Like all observational studies, the new research can’t establish causality. It relied on lifestyle questionnaires, which are not always accurate, and alcohol intake was measured only at the beginning of the study period. Therefore, any change in people’s alcohol consumption over time isn’t reflected in the results. The subjects also lived in the U.K. and were largely white, so the results may not apply to other populations.
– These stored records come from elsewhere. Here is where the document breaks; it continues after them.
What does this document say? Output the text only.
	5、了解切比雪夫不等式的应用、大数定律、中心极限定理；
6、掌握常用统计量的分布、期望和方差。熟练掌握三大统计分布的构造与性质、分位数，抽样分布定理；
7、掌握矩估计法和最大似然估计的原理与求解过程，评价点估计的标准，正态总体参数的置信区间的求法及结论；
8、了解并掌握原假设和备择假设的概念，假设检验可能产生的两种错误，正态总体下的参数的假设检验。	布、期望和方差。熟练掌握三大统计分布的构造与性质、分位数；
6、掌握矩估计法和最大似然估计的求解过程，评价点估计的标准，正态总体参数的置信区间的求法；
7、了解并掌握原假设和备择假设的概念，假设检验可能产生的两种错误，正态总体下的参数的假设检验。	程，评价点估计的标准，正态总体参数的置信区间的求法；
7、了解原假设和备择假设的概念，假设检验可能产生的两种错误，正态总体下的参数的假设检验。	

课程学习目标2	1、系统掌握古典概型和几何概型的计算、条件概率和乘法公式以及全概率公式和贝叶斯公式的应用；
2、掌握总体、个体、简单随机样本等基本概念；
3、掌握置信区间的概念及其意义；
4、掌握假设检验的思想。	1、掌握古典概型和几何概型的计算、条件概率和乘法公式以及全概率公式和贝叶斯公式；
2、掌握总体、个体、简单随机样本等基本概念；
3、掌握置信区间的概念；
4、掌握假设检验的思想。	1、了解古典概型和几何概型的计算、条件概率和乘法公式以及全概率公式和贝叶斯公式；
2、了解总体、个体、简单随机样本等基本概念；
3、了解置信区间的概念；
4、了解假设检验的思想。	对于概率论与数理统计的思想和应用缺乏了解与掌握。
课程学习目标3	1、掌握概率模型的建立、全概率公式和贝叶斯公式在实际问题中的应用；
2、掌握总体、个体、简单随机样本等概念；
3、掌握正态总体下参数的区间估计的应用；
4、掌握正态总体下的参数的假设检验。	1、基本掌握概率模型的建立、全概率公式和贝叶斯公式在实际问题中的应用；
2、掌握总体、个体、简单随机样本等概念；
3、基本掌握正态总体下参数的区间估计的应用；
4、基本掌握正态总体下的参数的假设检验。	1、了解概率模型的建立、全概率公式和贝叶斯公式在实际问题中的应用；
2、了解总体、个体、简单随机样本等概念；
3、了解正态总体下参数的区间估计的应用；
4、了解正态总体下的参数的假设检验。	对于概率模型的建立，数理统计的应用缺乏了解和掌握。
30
The study has several strengths. The researchers controlled for many confounding factors, including sex, ethnicity, smoking and education. Researchers also excluded people who engaged in binge drinking, which is known to have deleterious effects on health, to avoid grouping occasional binge drinkers with low average alcohol intake in the low-risk group, which could have skewed results.
Many alcohol studies don’t look at the effects of different types of alcohol or of drinking with food, but this one focused its analysis on those consumption habits. And while it’s common to control for socioeconomic status and preexisting conditions, the researchers claim that theirs is the first study to examine the differential effects of alcohol depending on those factors.
It’s common for studies that link drinking to health benefits to compare drinkers to non-drinkers. Some researchers, particularly those who claim that no level of drinking is safe, have argued that this practice results in skewed data due to what they call “the sick quitter hypothesis,” which posits that many non-drinkers are actually people who used to drink, became ill and stopped consuming alcohol. That comparison, the thinking goes, makes current drinkers seem healthier than they actually are. By comparing apples to apples—drinkers to other drinkers—the researchers hoped to avoid any potential distortion.
Many past studies, however, attempted to minimize the sick quitter effect by excluding former drinkers and people with certain health conditions from the non-drinking dataset. Experts also disagree about how significant the sick quitter phenomenon really is.
The study offers a fascinating example of how novel statistical methods can change our observed associations between alcohol and health. But concrete proof of alcohol’s risks or benefits will depend on a controlled trial—the scientific gold standard and a goal that, so far, remains elusive.